Once again, a ramification resulting from ART may be reinforcing concurrent social trends. Although the prevailing social welfare norm of family preservation promotes the return of abused and neglected children to their biologic parents, a strong backlash against that ideology is developing among those who place greater weight on children's needs for safety over parental rights.312, 313 This has culminated in the USA in the passage of the national Adoption and Safe Families Act of 1997 (Public Law 105–89), which mandates shorter time for children to remain in foster care before permanency plans can begin, and enacts incentives for adoption. In both the mental health314, 315 and the legal arenas,316, 317, 318 child advocates are challenging the usual presumption that the rights of biologic parents supersede the best interests of children. They propose setting a minimal standard of competent parenting and not violating nurturant, long-standing attachments between child and foster parent attachments solely on the basis of biologic connections that do not consider the child's needs and perspective.

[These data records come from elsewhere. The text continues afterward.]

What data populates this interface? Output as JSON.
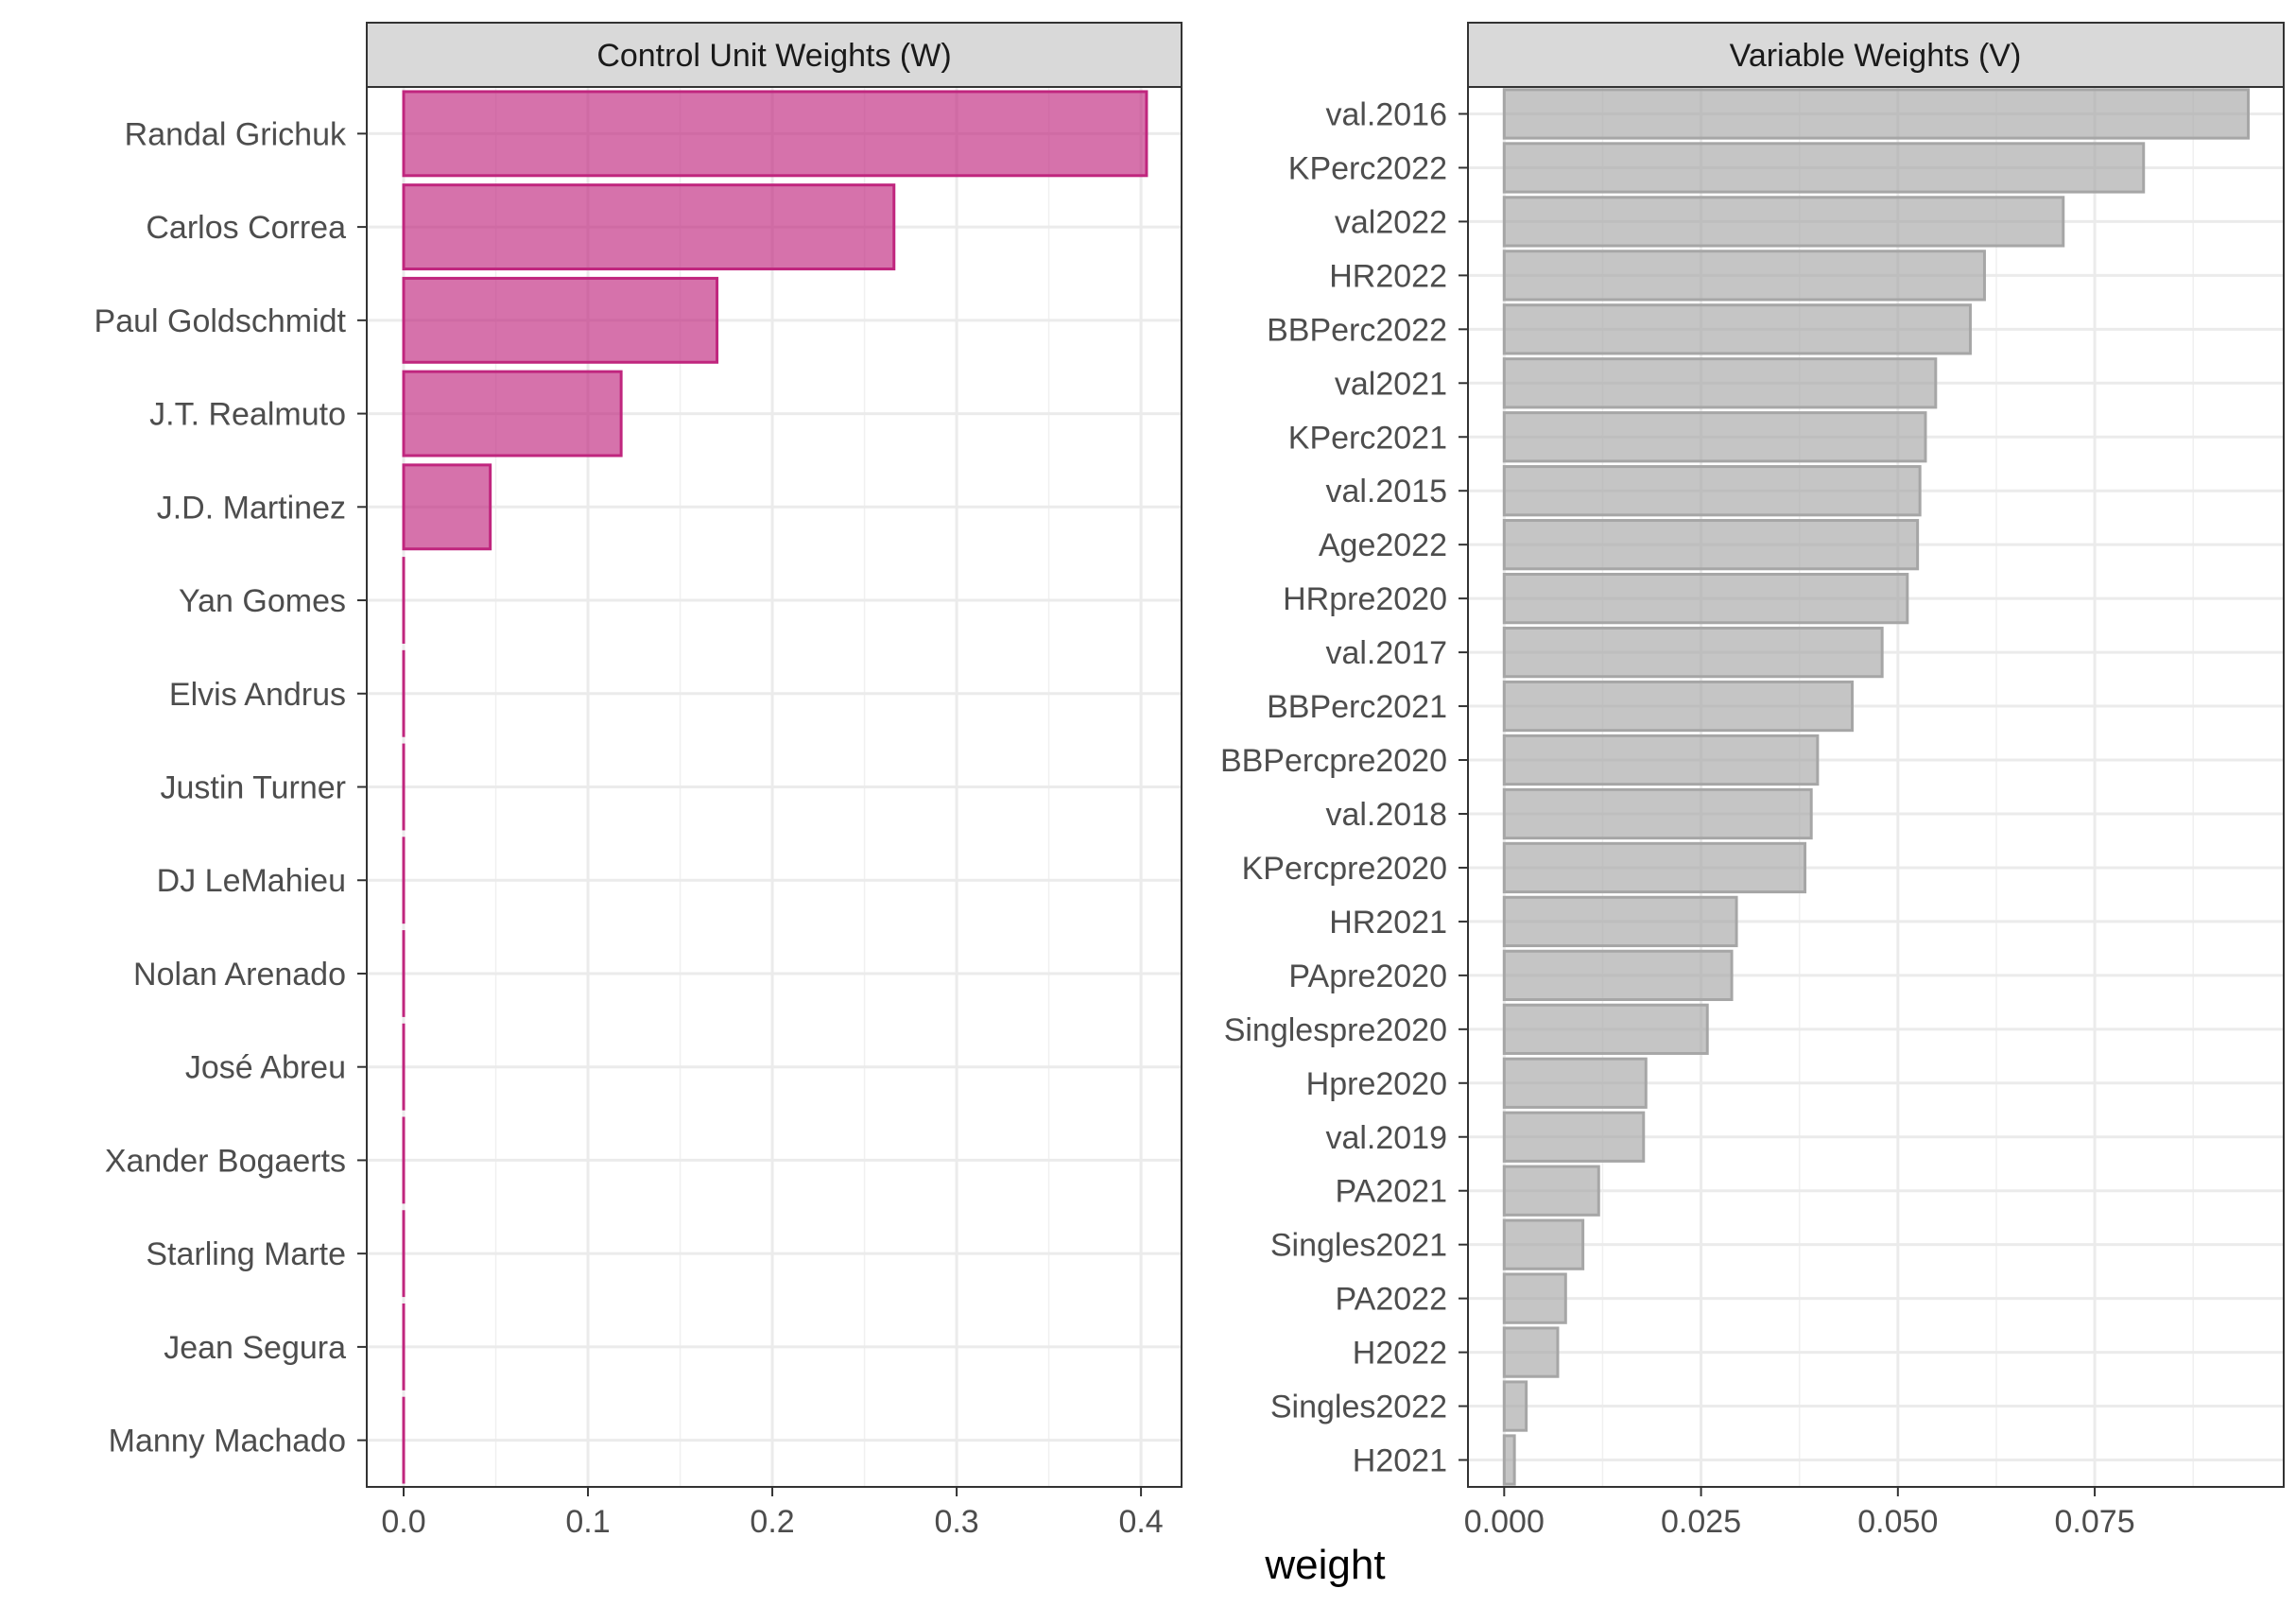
{
  "chart_data": [
    {
      "type": "bar",
      "orientation": "horizontal",
      "title": "Control Unit Weights (W)",
      "fill_color": "#C0267E",
      "categories": [
        "Randal Grichuk",
        "Carlos Correa",
        "Paul Goldschmidt",
        "J.T. Realmuto",
        "J.D. Martinez",
        "Yan Gomes",
        "Elvis Andrus",
        "Justin Turner",
        "DJ LeMahieu",
        "Nolan Arenado",
        "José Abreu",
        "Xander Bogaerts",
        "Starling Marte",
        "Jean Segura",
        "Manny Machado"
      ],
      "values": [
        0.403,
        0.266,
        0.17,
        0.118,
        0.047,
        0.0,
        0.0,
        0.0,
        0.0,
        0.0,
        0.0,
        0.0,
        0.0,
        0.0,
        0.0
      ],
      "xlim": [
        -0.02,
        0.422
      ],
      "xticks": [
        0.0,
        0.1,
        0.2,
        0.3,
        0.4
      ],
      "xtick_labels": [
        "0.0",
        "0.1",
        "0.2",
        "0.3",
        "0.4"
      ],
      "grid": true
    },
    {
      "type": "bar",
      "orientation": "horizontal",
      "title": "Variable Weights (V)",
      "fill_color": "#A6A6A6",
      "categories": [
        "val.2016",
        "KPerc2022",
        "val2022",
        "HR2022",
        "BBPerc2022",
        "val2021",
        "KPerc2021",
        "val.2015",
        "Age2022",
        "HRpre2020",
        "val.2017",
        "BBPerc2021",
        "BBPercpre2020",
        "val.2018",
        "KPercpre2020",
        "HR2021",
        "PApre2020",
        "Singlespre2020",
        "Hpre2020",
        "val.2019",
        "PA2021",
        "Singles2021",
        "PA2022",
        "H2022",
        "Singles2022",
        "H2021"
      ],
      "values": [
        0.0945,
        0.0812,
        0.071,
        0.061,
        0.0592,
        0.0548,
        0.0535,
        0.0528,
        0.0525,
        0.0512,
        0.048,
        0.0442,
        0.0398,
        0.039,
        0.0382,
        0.0295,
        0.0289,
        0.0258,
        0.018,
        0.0177,
        0.012,
        0.01,
        0.0078,
        0.0068,
        0.0028,
        0.0013
      ],
      "xlim": [
        -0.0046,
        0.099
      ],
      "xticks": [
        0.0,
        0.025,
        0.05,
        0.075
      ],
      "xtick_labels": [
        "0.000",
        "0.025",
        "0.050",
        "0.075"
      ],
      "grid": true
    }
  ],
  "xlabel": "weight"
}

Promotion of the legitimate rights of children should be clearly distinguished from a punitive, judgmental attitude toward prospective biologic parents who are at high risk for endangering their children. Criminal indictment, including jail terms for 'fetal abuse' by substance-abusing pregnant women, is less beneficial to children than court-ordered confinement in public treatment centers that provide drug treatment and prenatal care.319 When obstetricians are called on or feel compelled to offer counsel in helping their patients make pregnancy planning (i.e. parenting) decisions, whether it be questions of birth control, abortion, adoption, or ART, an empathic understanding of the ramifications of those decisions for the woman or couple must be balanced with an awareness of their implications for the potential child-to-be and what the consequent parenting relationship might be like.